I would like to use multi-threading to speed-up a for loop.
For each instance, an expensive computation is done and then the result is pushed at the end of an array. Here is toy example:
x = collect(1:10)
f(x) = x+1
xlist = []
idx = []
Threads.@threads for i =1:length(x)
xnew = f(x[i])
push!(xlist, deepcopy(xnew))
push!(idx, deepcopy(i))
end
However, the previous is not safe for multi-threading xlist is different at each run and the elements are not ordered.
An approach I like to do is have a Channel where the result is pushed into and spawn a task for the multithreaded loop.

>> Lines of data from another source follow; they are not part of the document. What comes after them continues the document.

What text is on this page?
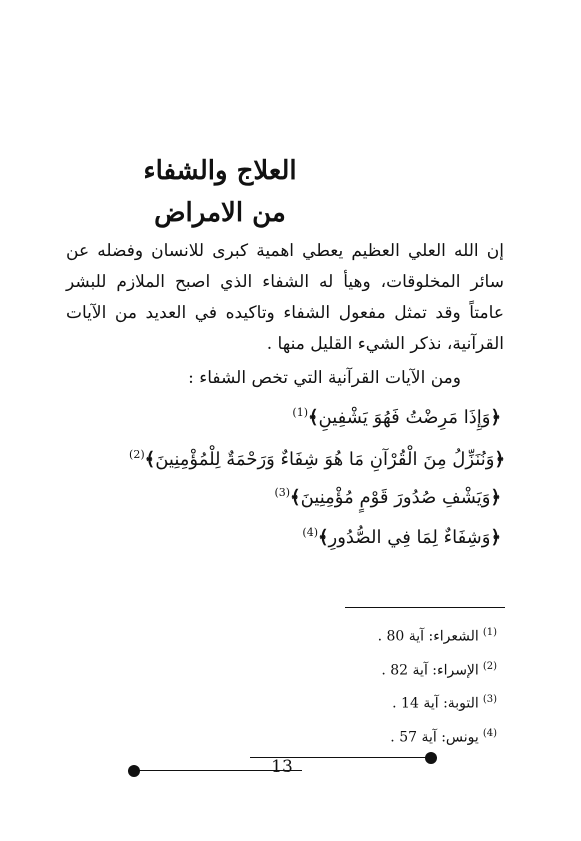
العلاج والشفاء
من الامراض

إن الله العلي العظيم يعطي اهمية كبرى للانسان وفضله عن سائر المخلوقات، وهيأ له الشفاء الذي اصبح الملازم للبشر عامتاً وقد تمثل مفعول الشفاء وتاكيده في العديد من الآيات القرآنية، نذكر الشيء القليل منها .

ومن الآيات القرآنية التي تخص الشفاء :
﴿وَإِذَا مَرِضْتُ فَهُوَ يَشْفِينِ﴾$^{(1)}$
﴿وَنُنَزِّلُ مِنَ الْقُرْآنِ مَا هُوَ شِفَاءٌ وَرَحْمَةٌ لِلْمُؤْمِنِينَ﴾$^{(2)}$
﴿وَيَشْفِ صُدُورَ قَوْمٍ مُؤْمِنِينَ﴾$^{(3)}$
﴿وَشِفَاءٌ لِمَا فِي الصُّدُورِ﴾$^{(4)}$
$^{(1)}$الشعراء: آية 80 .
$^{(2)}$الإسراء: آية 82 .
$^{(3)}$التوبة: آية 14 .
$^{(4)}$يونس: آية 57 .
13
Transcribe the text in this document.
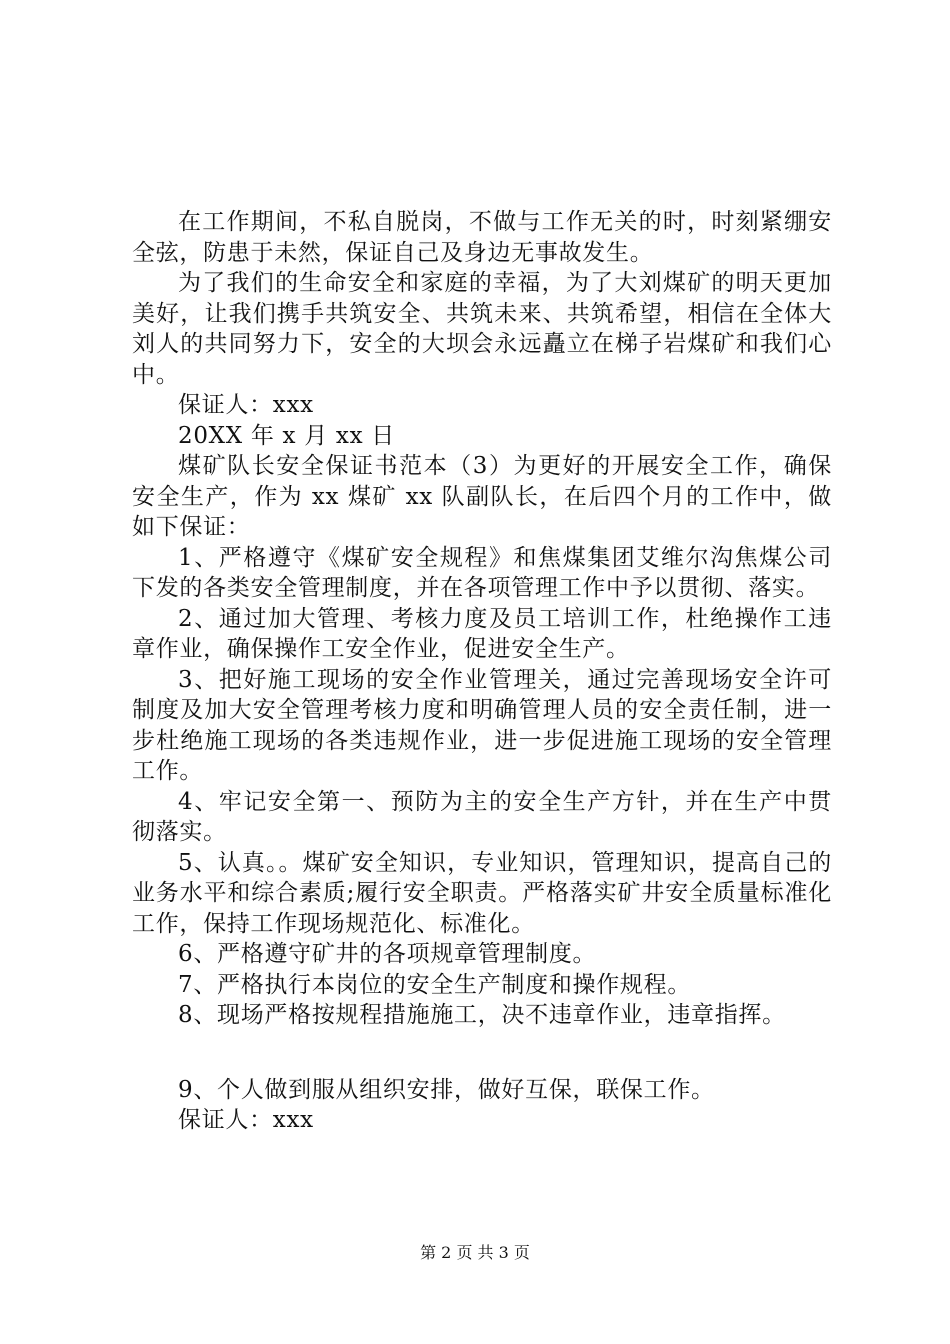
在工作期间，不私自脱岗，不做与工作无关的时，时刻紧绷安全弦，防患于未然，保证自己及身边无事故发生。

为了我们的生命安全和家庭的幸福，为了大刘煤矿的明天更加美好，让我们携手共筑安全、共筑未来、共筑希望，相信在全体大刘人的共同努力下，安全的大坝会永远矗立在梯子岩煤矿和我们心中。

保证人：xxx

20XX 年 x 月 xx 日

煤矿队长安全保证书范本（3）为更好的开展安全工作，确保安全生产，作为 xx 煤矿 xx 队副队长，在后四个月的工作中，做如下保证：

1、严格遵守《煤矿安全规程》和焦煤集团艾维尔沟焦煤公司下发的各类安全管理制度，并在各项管理工作中予以贯彻、落实。

2、通过加大管理、考核力度及员工培训工作，杜绝操作工违章作业，确保操作工安全作业，促进安全生产。

3、把好施工现场的安全作业管理关，通过完善现场安全许可制度及加大安全管理考核力度和明确管理人员的安全责任制，进一步杜绝施工现场的各类违规作业，进一步促进施工现场的安全管理工作。

4、牢记安全第一、预防为主的安全生产方针，并在生产中贯彻落实。

5、认真。。煤矿安全知识，专业知识，管理知识，提高自己的业务水平和综合素质;履行安全职责。严格落实矿井安全质量标准化工作，保持工作现场规范化、标准化。

6、严格遵守矿井的各项规章管理制度。

7、严格执行本岗位的安全生产制度和操作规程。

8、现场严格按规程措施施工，决不违章作业，违章指挥。

9、个人做到服从组织安排，做好互保，联保工作。

保证人：xxx

第 2 页 共 3 页
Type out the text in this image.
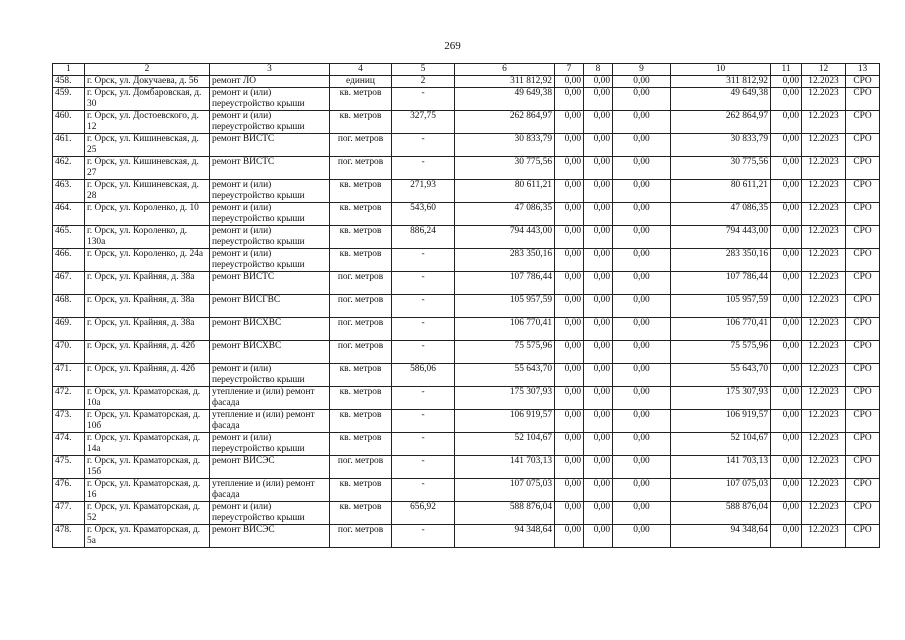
269
1	2	3	4	5	6	7	8	9	10	11	12	13
458.	г. Орск, ул. Докучаева, д. 56	ремонт ЛО	единиц	2	311 812,92	0,00	0,00	0,00	311 812,92	0,00	12.2023	СРО
459.	г. Орск, ул. Домбаровская, д. 30	ремонт и (или) переустройство крыши	кв. метров	-	49 649,38	0,00	0,00	0,00	49 649,38	0,00	12.2023	СРО
460.	г. Орск, ул. Достоевского, д. 12	ремонт и (или) переустройство крыши	кв. метров	327,75	262 864,97	0,00	0,00	0,00	262 864,97	0,00	12.2023	СРО
461.	г. Орск, ул. Кишиневская, д. 25	ремонт ВИСТС	пог. метров	-	30 833,79	0,00	0,00	0,00	30 833,79	0,00	12.2023	СРО
462.	г. Орск, ул. Кишиневская, д. 27	ремонт ВИСТС	пог. метров	-	30 775,56	0,00	0,00	0,00	30 775,56	0,00	12.2023	СРО
463.	г. Орск, ул. Кишиневская, д. 28	ремонт и (или) переустройство крыши	кв. метров	271,93	80 611,21	0,00	0,00	0,00	80 611,21	0,00	12.2023	СРО
464.	г. Орск, ул. Короленко, д. 10	ремонт и (или) переустройство крыши	кв. метров	543,60	47 086,35	0,00	0,00	0,00	47 086,35	0,00	12.2023	СРО
465.	г. Орск, ул. Короленко, д. 130а	ремонт и (или) переустройство крыши	кв. метров	886,24	794 443,00	0,00	0,00	0,00	794 443,00	0,00	12.2023	СРО
466.	г. Орск, ул. Короленко, д. 24а	ремонт и (или) переустройство крыши	кв. метров	-	283 350,16	0,00	0,00	0,00	283 350,16	0,00	12.2023	СРО
467.	г. Орск, ул. Крайняя, д. 38а	ремонт ВИСТС	пог. метров	-	107 786,44	0,00	0,00	0,00	107 786,44	0,00	12.2023	СРО
468.	г. Орск, ул. Крайняя, д. 38а	ремонт ВИСГВС	пог. метров	-	105 957,59	0,00	0,00	0,00	105 957,59	0,00	12.2023	СРО
469.	г. Орск, ул. Крайняя, д. 38а	ремонт ВИСХВС	пог. метров	-	106 770,41	0,00	0,00	0,00	106 770,41	0,00	12.2023	СРО
470.	г. Орск, ул. Крайняя, д. 42б	ремонт ВИСХВС	пог. метров	-	75 575,96	0,00	0,00	0,00	75 575,96	0,00	12.2023	СРО
471.	г. Орск, ул. Крайняя, д. 42б	ремонт и (или) переустройство крыши	кв. метров	586,06	55 643,70	0,00	0,00	0,00	55 643,70	0,00	12.2023	СРО
472.	г. Орск, ул. Краматорская, д. 10а	утепление и (или) ремонт фасада	кв. метров	-	175 307,93	0,00	0,00	0,00	175 307,93	0,00	12.2023	СРО
473.	г. Орск, ул. Краматорская, д. 10б	утепление и (или) ремонт фасада	кв. метров	-	106 919,57	0,00	0,00	0,00	106 919,57	0,00	12.2023	СРО
474.	г. Орск, ул. Краматорская, д. 14а	ремонт и (или) переустройство крыши	кв. метров	-	52 104,67	0,00	0,00	0,00	52 104,67	0,00	12.2023	СРО
475.	г. Орск, ул. Краматорская, д. 15б	ремонт ВИСЭС	пог. метров	-	141 703,13	0,00	0,00	0,00	141 703,13	0,00	12.2023	СРО
476.	г. Орск, ул. Краматорская, д. 16	утепление и (или) ремонт фасада	кв. метров	-	107 075,03	0,00	0,00	0,00	107 075,03	0,00	12.2023	СРО
477.	г. Орск, ул. Краматорская, д. 52	ремонт и (или) переустройство крыши	кв. метров	656,92	588 876,04	0,00	0,00	0,00	588 876,04	0,00	12.2023	СРО
478.	г. Орск, ул. Краматорская, д. 5а	ремонт ВИСЭС	пог. метров	-	94 348,64	0,00	0,00	0,00	94 348,64	0,00	12.2023	СРО
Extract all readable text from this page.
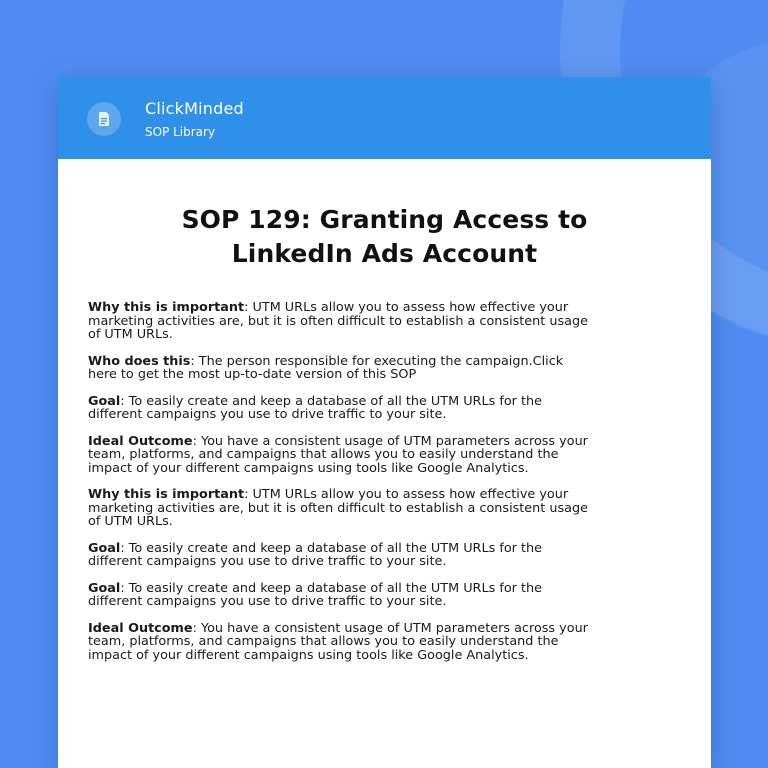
ClickMinded
SOP Library
SOP 129: Granting Access to
LinkedIn Ads Account

Why this is important: UTM URLs allow you to assess how effective your marketing activities are, but it is often difficult to establish a consistent usage of UTM URLs.

Who does this: The person responsible for executing the campaign.Click here to get the most up-to-date version of this SOP

Goal: To easily create and keep a database of all the UTM URLs for the different campaigns you use to drive traffic to your site.

Ideal Outcome: You have a consistent usage of UTM parameters across your team, platforms, and campaigns that allows you to easily understand the impact of your different campaigns using tools like Google Analytics.

Why this is important: UTM URLs allow you to assess how effective your marketing activities are, but it is often difficult to establish a consistent usage of UTM URLs.

Goal: To easily create and keep a database of all the UTM URLs for the different campaigns you use to drive traffic to your site.

Goal: To easily create and keep a database of all the UTM URLs for the different campaigns you use to drive traffic to your site.

Ideal Outcome: You have a consistent usage of UTM parameters across your team, platforms, and campaigns that allows you to easily understand the impact of your different campaigns using tools like Google Analytics.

This way, a different task can take! from the channel and finish the aggregation safely.
num_monte = Int(1e6)
solution_data = Vector{Array{Float64,1}}()
for i in 1:Threads.nthreads()
push!(solution_data, Array{Float64,1}[])
end
Threads.@threads for i in 1:num_monte
push!(solution_data[Threads.threadid()],[1.0; 2.0])
end
TaskFailedException:
MethodError: Cannot convert an object of type Array{Float64,1} to an object of type Float64
Closest candidates are:
convert(::Type{T}, !Matched::Ratios.SimpleRatio{S}) where {T<:AbstractFloat, S} at /home/mat/.julia/packages/Ratios/uRs4y/src/Ratios.jl:14
convert(::Type{T}, !Matched::T) where T<:Number at number.jl:6
convert(::Type{T}, !Matched::Number) where T<:Number at number.jl:7
…
Stacktrace:
[1] push!(::Array{Float64,1}, ::Array{Float64,1}) at ./array.jl:912
[2] macro expansion at ./In[87]:7 [inlined]
[3] (::var"#804#threadsfor_fun#28"{UnitRange{Int64}})(::Bool) at ./threadingconstructs.jl:61
[4] (::var"#804#threadsfor_fun#28"{UnitRange{Int64}})() at ./threadingconstructs.jl:28
Stacktrace:
[1] wait(::Task) at ./task.jl:267
[2] macro expansion at ./threadingconstructs.jl:69 [inlined]
[3] macro expansion at ./util.jl:175 [inlined]
[4] top-level scope at ./In[87]:6
In this particular example, the best approach would probably be to preallocate xlist and idx:
x = collect(1:10)
f(x) = x+1
xlist = Array{Int}(undef, length(x))
idx = Array{Int}(undef, length(x))
Threads.@threads for i =1:length(x)
xnew = f(x[i])
xlist[i] = xnew
idx[i] = i
end
Preallocating arrays should always be prefered if you know the size in advance, since when resizing arrays, often times new memory needs to be allocated, which is quite expensive.